Il piccolo Michael si trovava con suo padre al parco acquatico Tintarella di Luna, a Castrezzato, nel Bresciano, per una giornata di svago. È bastato un attimo di distrazione, pochi secondi, e il bambino si è ritrovato in acqua senza alcuna protezione, né braccioli né salvagente. Quando qualcuno si è accorto di lui sul fondo della piscina, era ormai troppo tardi: dopo due giorni in ospedale, il cuore di Michael si è fermato per sempre.
Quel giorno, Matteo Formenti non era a bordo piscina, ma impegnato in un intervento tecnico richiesto dal suo superiore. Secondo quanto ricostruito dagli inquirenti, riportato anche da Repubblica, Formenti avrebbe dovuto ricevere un avviso di garanzia per omicidio colposo il lunedì successivo, insieme ad altri colleghi coinvolti nell’indagine. Ma quel lunedì, Matteo era scomparso.
Il suo corpo è stato ritrovato dopo pochi giorni, con un sacchetto di plastica avvolto sulla testa e le mani legate. Un gesto che, secondo le autorità, sarebbe stato volontario. Il senso di responsabilità, la pressione dell’accusa e il dolore per la morte di un bambino avrebbero spezzato l’equilibrio emotivo di Matteo, 37 anni, incapace di reggere il peso di ciò che era accaduto.
“Il senso di colpa per un errore che ha portato alla morte di un bambino può diventare un tormento profondo, toccando corde morali ed esistenziali difficili da sostenere”, ha spiegato lo psichiatra Claudio Mencacci, commentando la vicenda. Dopo l’incidente, il telefono di Formenti era stato sequestrato e lui aveva comprato una nuova sim, mentre sui social cominciavano a circolare commenti e accuse generiche rivolte ai bagnini del parco. Parole che, anche se non indirizzate direttamente a lui, possono aver aggravato un dolore già insostenibile.
“Matteo soffriva, sì, per la morte di quel bambino”, ha raccontato la zia materna, “ma mai avremmo pensato che potesse arrivare a tanto”. Le parole della famiglia rivelano un senso di colpa che lo stava consumando ogni giorno, un dolore muto che si è trasformato in tragedia.

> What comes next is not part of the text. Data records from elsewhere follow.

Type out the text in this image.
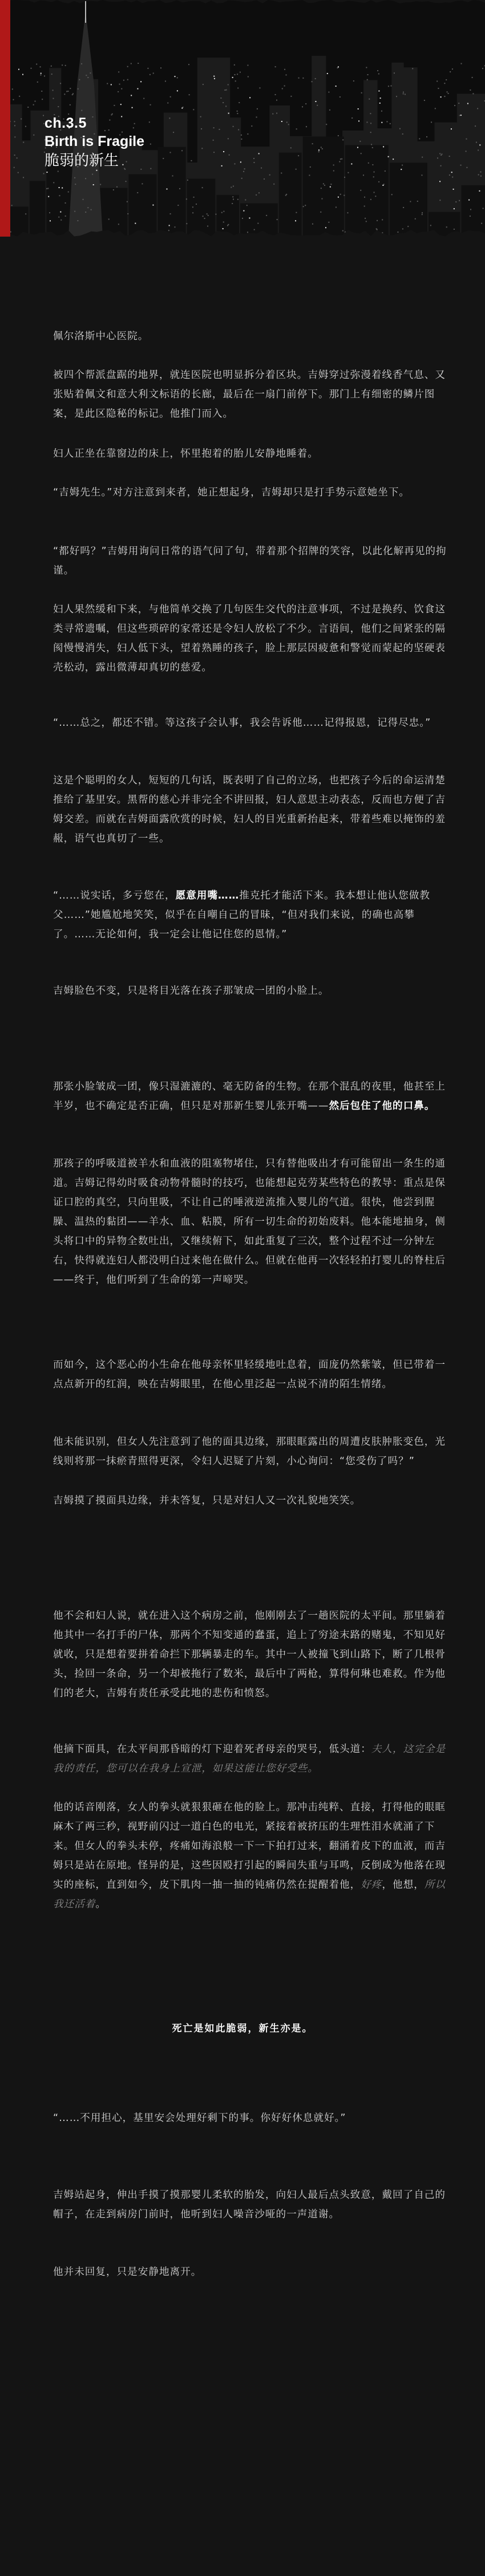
ch.3.5
Birth is Fragile
脆弱的新生

佩尔洛斯中心医院。

被四个帮派盘踞的地界，就连医院也明显拆分着区块。吉姆穿过弥漫着线香气息、又张贴着佩文和意大利文标语的长廊，最后在一扇门前停下。那门上有细密的鳞片图案，是此区隐秘的标记。他推门而入。

妇人正坐在靠窗边的床上，怀里抱着的胎儿安静地睡着。

“吉姆先生。”对方注意到来者，她正想起身，吉姆却只是打手势示意她坐下。

“都好吗？”吉姆用询问日常的语气问了句，带着那个招牌的笑容，以此化解再见的拘谨。

妇人果然缓和下来，与他简单交换了几句医生交代的注意事项，不过是换药、饮食这类寻常遗嘱，但这些琐碎的家常还是令妇人放松了不少。言语间，他们之间紧张的隔阂慢慢消失，妇人低下头，望着熟睡的孩子，脸上那层因疲惫和警觉而蒙起的坚硬表壳松动，露出微薄却真切的慈爱。

“……总之，都还不错。等这孩子会认事，我会告诉他……记得报恩，记得尽忠。”

这是个聪明的女人，短短的几句话，既表明了自己的立场，也把孩子今后的命运清楚推给了基里安。黑帮的慈心并非完全不讲回报，妇人意思主动表态，反而也方便了吉姆交差。而就在吉姆面露欣赏的时候，妇人的目光重新抬起来，带着些难以掩饰的羞赧，语气也真切了一些。

“……说实话，多亏您在，愿意用嘴……推克托才能活下来。我本想让他认您做教父……”她尴尬地笑笑，似乎在自嘲自己的冒昧，“但对我们来说，的确也高攀了。……无论如何，我一定会让他记住您的恩情。”

吉姆脸色不变，只是将目光落在孩子那皱成一团的小脸上。

那张小脸皱成一团，像只湿漉漉的、毫无防备的生物。在那个混乱的夜里，他甚至上半岁，也不确定是否正确，但只是对那新生婴儿张开嘴——然后包住了他的口鼻。

那孩子的呼吸道被羊水和血液的阻塞物堵住，只有替他吸出才有可能留出一条生的通道。吉姆记得幼时吸食动物骨髓时的技巧，也能想起克劳某些特色的教导：重点是保证口腔的真空，只向里吸，不让自己的唾液逆流推入婴儿的气道。很快，他尝到腥臊、温热的黏团——羊水、血、粘膜，所有一切生命的初始废料。他本能地抽身，侧头将口中的异物全数吐出，又继续俯下，如此重复了三次，整个过程不过一分钟左右，快得就连妇人都没明白过来他在做什么。但就在他再一次轻轻拍打婴儿的脊柱后——终于，他们听到了生命的第一声啼哭。

而如今，这个恶心的小生命在他母亲怀里轻缓地吐息着，面庞仍然紫皱，但已带着一点点新开的红润，映在吉姆眼里，在他心里泛起一点说不清的陌生情绪。

他未能识别，但女人先注意到了他的面具边缘，那眼眶露出的周遭皮肤肿胀变色，光线则将那一抹瘀青照得更深，令妇人迟疑了片刻，小心询问：“您受伤了吗？”

吉姆摸了摸面具边缘，并未答复，只是对妇人又一次礼貌地笑笑。

他不会和妇人说，就在进入这个病房之前，他刚刚去了一趟医院的太平间。那里躺着他其中一名打手的尸体，那两个不知变通的蠢蛋，追上了穷途末路的赌鬼，不知见好就收，只是想着要拼着命拦下那辆暴走的车。其中一人被撞飞到山路下，断了几根骨头，捡回一条命，另一个却被拖行了数米，最后中了两枪，算得何琳也难救。作为他们的老大，吉姆有责任承受此地的悲伤和愤怒。

他摘下面具，在太平间那昏暗的灯下迎着死者母亲的哭号，低头道：夫人，这完全是我的责任，您可以在我身上宣泄，如果这能让您好受些。

他的话音刚落，女人的拳头就狠狠砸在他的脸上。那冲击纯粹、直接，打得他的眼眶麻木了两三秒，视野前闪过一道白色的电光，紧接着被挤压的生理性泪水就涌了下来。但女人的拳头未停，疼痛如海浪般一下一下拍打过来，翻涌着皮下的血液，而吉姆只是站在原地。怪异的是，这些因殴打引起的瞬间失重与耳鸣，反倒成为他落在现实的座标，直到如今，皮下肌肉一抽一抽的钝痛仍然在提醒着他，好疼，他想，所以我还活着。

死亡是如此脆弱，新生亦是。

“……不用担心，基里安会处理好剩下的事。你好好休息就好。”

吉姆站起身，伸出手摸了摸那婴儿柔软的胎发，向妇人最后点头致意，戴回了自己的帽子，在走到病房门前时，他听到妇人噪音沙哑的一声道谢。

他并未回复，只是安静地离开。
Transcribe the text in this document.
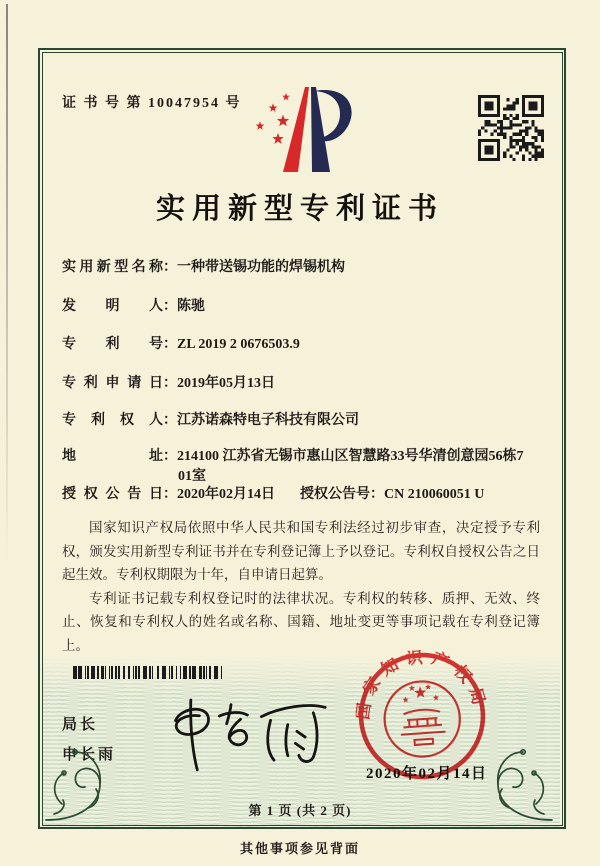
证 书 号 第 10047954 号
实用新型专利证书
实用新型名称：一种带送锡功能的焊锡机构
发　明　人：陈驰
专　利　号：ZL 2019 2 0676503.9
专利申请日：2019年05月13日
专 利 权 人：江苏诺森特电子科技有限公司
地　　　址：214100 江苏省无锡市惠山区智慧路33号华清创意园56栋7
01室
授权公告日：2020年02月14日 授权公告号：CN 210060051 U

国家知识产权局依照中华人民共和国专利法经过初步审查，决定授予专利权，颁发实用新型专利证书并在专利登记簿上予以登记。专利权自授权公告之日起生效。专利权期限为十年，自申请日起算。

专利证书记载专利权登记时的法律状况。专利权的转移、质押、无效、终止、恢复和专利权人的姓名或名称、国籍、地址变更等事项记载在专利登记簿上。

局长
申长雨
国家知识产权局
2020年02月14日
第 1 页 (共 2 页)
其他事项参见背面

Mentre la Procura prosegue le indagini per chiarire ogni responsabilità su quanto accaduto quella mattina, resta un dolore che accomuna due famiglie spezzate: una distrutta dalla perdita di un figlio, l’altra segnata da una morte che, forse, si sarebbe potuta evitare se solo ci fosse stato più ascolto, meno giudizi e maggiore attenzione verso chi vive un confine fragile tra colpa e sofferenza.